Advice for caregivers in a decision-making role
Trust your instincts.
This is a big weight to carry. Know that you are in this role because of the important part you played in the patient’s life before cancer. You likely know, love, and care for them deeply.
There are likely times where you are wondering if you’re making the right decision. Trust your instincts. Do your research, utilize any resources available to you. But at the end of the day, it comes down to trusting your gut.
Compare your loved one’s options.
It can be overwhelming to take on a decision-making role so use the resources that are available to you. Our Cancer Navigation Tool can help you:
- Seek a qualified second opinion – you’ll either get another treatment option or get confirmation that the first suggestion is the right one.
- Compare treatment options – We created this short form to compare, should you have more than one.
- Manage side effects – In step 4 of the tool, there is a list of physical and emotional side effects, with ideas to mitigate them.
- Keep your goals and decisions in one secure place.
We designed this tool to help you.
“This is a really good step-by-step guide about what to expect in this process, questions to ask your doctors, validating you’ve made the right decisions or looking at other options.” – Jenn, Caregiver
Take notes at every appointment, during every conversation.
There are many topics discussed and future dates talked about in meetings with the medical team. Many of us have multiple doctors, specialists as part of the team. We recommend taking notes at every appointment, during every conversation. Some examples:
- Date, time, people in the meeting
- Summary of the appointment* (This is very important! By repeating back what you heard to your doctor/nurse, you can ensure you understood it correctly.)
- Next scan, appointment
- Concerns coming into the appointment (Discuss this with the patient prior, jot down things as they come up.)
- Any medications that need to be refilled.
- Outstanding questions
- Referrals to a different specialist, doctor and why.
Maintain communication with your medical team.
As your loved one’s caregiver, make sure you keep the lines of communication open with your medical team.
Now that many treatment centers have electronic medical records software and platforms to communicate, we are talking with the team more regularly, which is great! However, not everyone has access to that or knows how to use it. This is why keeping a notepad for appointments is helping. You can jot down questions, information in between appointments so you don’t forget to ask next time you see them.
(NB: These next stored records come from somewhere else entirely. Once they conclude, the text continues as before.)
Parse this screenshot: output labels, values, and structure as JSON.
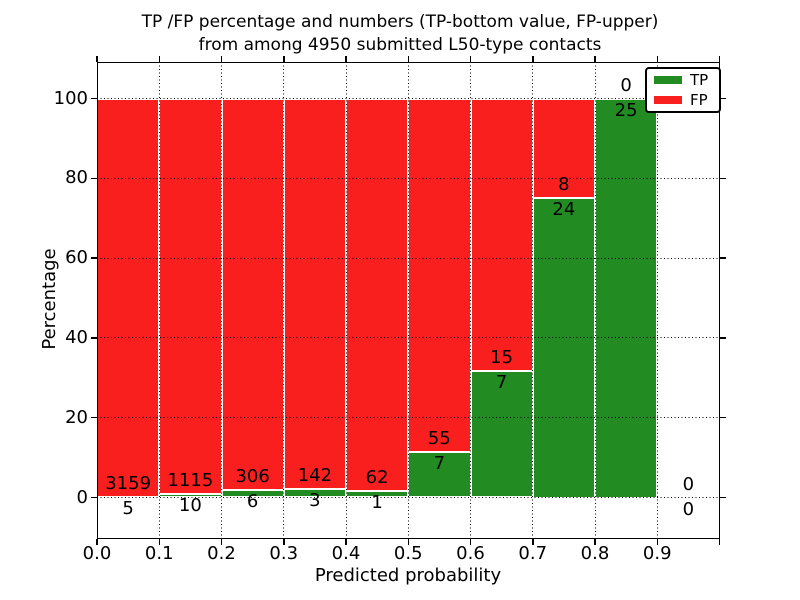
{
  "title": {
    "line1": "TP /FP percentage and numbers (TP-bottom value, FP-upper)",
    "line2": "from among 4950 submitted L50-type contacts"
  },
  "y_axis": {
    "label": "Percentage",
    "ticks": [
      0,
      20,
      40,
      60,
      80,
      100
    ]
  },
  "x_axis": {
    "label": "Predicted probability",
    "tick_labels": [
      "0.0",
      "0.1",
      "0.2",
      "0.3",
      "0.4",
      "0.5",
      "0.6",
      "0.7",
      "0.8",
      "0.9"
    ]
  },
  "legend": {
    "items": [
      {
        "label": "TP",
        "color": "#228B22"
      },
      {
        "label": "FP",
        "color": "#FA1F1F"
      }
    ]
  },
  "colors": {
    "tp_green": "#228B22",
    "fp_red": "#FA1F1F",
    "bar_edge": "#FFFFFF",
    "grid": "#000000",
    "background": "#FFFFFF"
  },
  "chart_data": {
    "type": "bar",
    "stacked": true,
    "title": "TP /FP percentage and numbers (TP-bottom value, FP-upper) from among 4950 submitted L50-type contacts",
    "xlabel": "Predicted probability",
    "ylabel": "Percentage",
    "xlim": [
      0.0,
      1.0
    ],
    "ylim": [
      -10.3,
      109.5
    ],
    "grid": "dotted, both axes, drawn above bars",
    "legend_position": "upper right",
    "bin_width": 0.1,
    "bins": [
      {
        "range": "0.0-0.1",
        "tp": 5,
        "fp": 3159,
        "tp_pct": 0.158
      },
      {
        "range": "0.1-0.2",
        "tp": 10,
        "fp": 1115,
        "tp_pct": 0.889
      },
      {
        "range": "0.2-0.3",
        "tp": 6,
        "fp": 306,
        "tp_pct": 1.923
      },
      {
        "range": "0.3-0.4",
        "tp": 3,
        "fp": 142,
        "tp_pct": 2.069
      },
      {
        "range": "0.4-0.5",
        "tp": 1,
        "fp": 62,
        "tp_pct": 1.587
      },
      {
        "range": "0.5-0.6",
        "tp": 7,
        "fp": 55,
        "tp_pct": 11.29
      },
      {
        "range": "0.6-0.7",
        "tp": 7,
        "fp": 15,
        "tp_pct": 31.818
      },
      {
        "range": "0.7-0.8",
        "tp": 24,
        "fp": 8,
        "tp_pct": 75.0
      },
      {
        "range": "0.8-0.9",
        "tp": 25,
        "fp": 0,
        "tp_pct": 100.0
      },
      {
        "range": "0.9-1.0",
        "tp": 0,
        "fp": 0,
        "tp_pct": null
      }
    ],
    "series": [
      {
        "name": "TP",
        "values": [
          5,
          10,
          6,
          3,
          1,
          7,
          7,
          24,
          25,
          0
        ]
      },
      {
        "name": "FP",
        "values": [
          3159,
          1115,
          306,
          142,
          62,
          55,
          15,
          8,
          0,
          0
        ]
      }
    ]
  }
}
If your loved one is really struggling with treatment (physically or mentally), please reach out to your medical team and let them know. There are staff members who should be able to help you on a more frequent basis – and offer you, the caregiver, support and tips.
Take care of yourself.
When taking care of someone else, the most important thing you can do is take care of yourself as well. Your role as a caregiver can bring on a lot of emotions, stress and new experiences to process, so you want to make sure you’re in the best physical and mental state possible. Make sure you take time to focus on your own needs, time to talk to other people, and time to rest.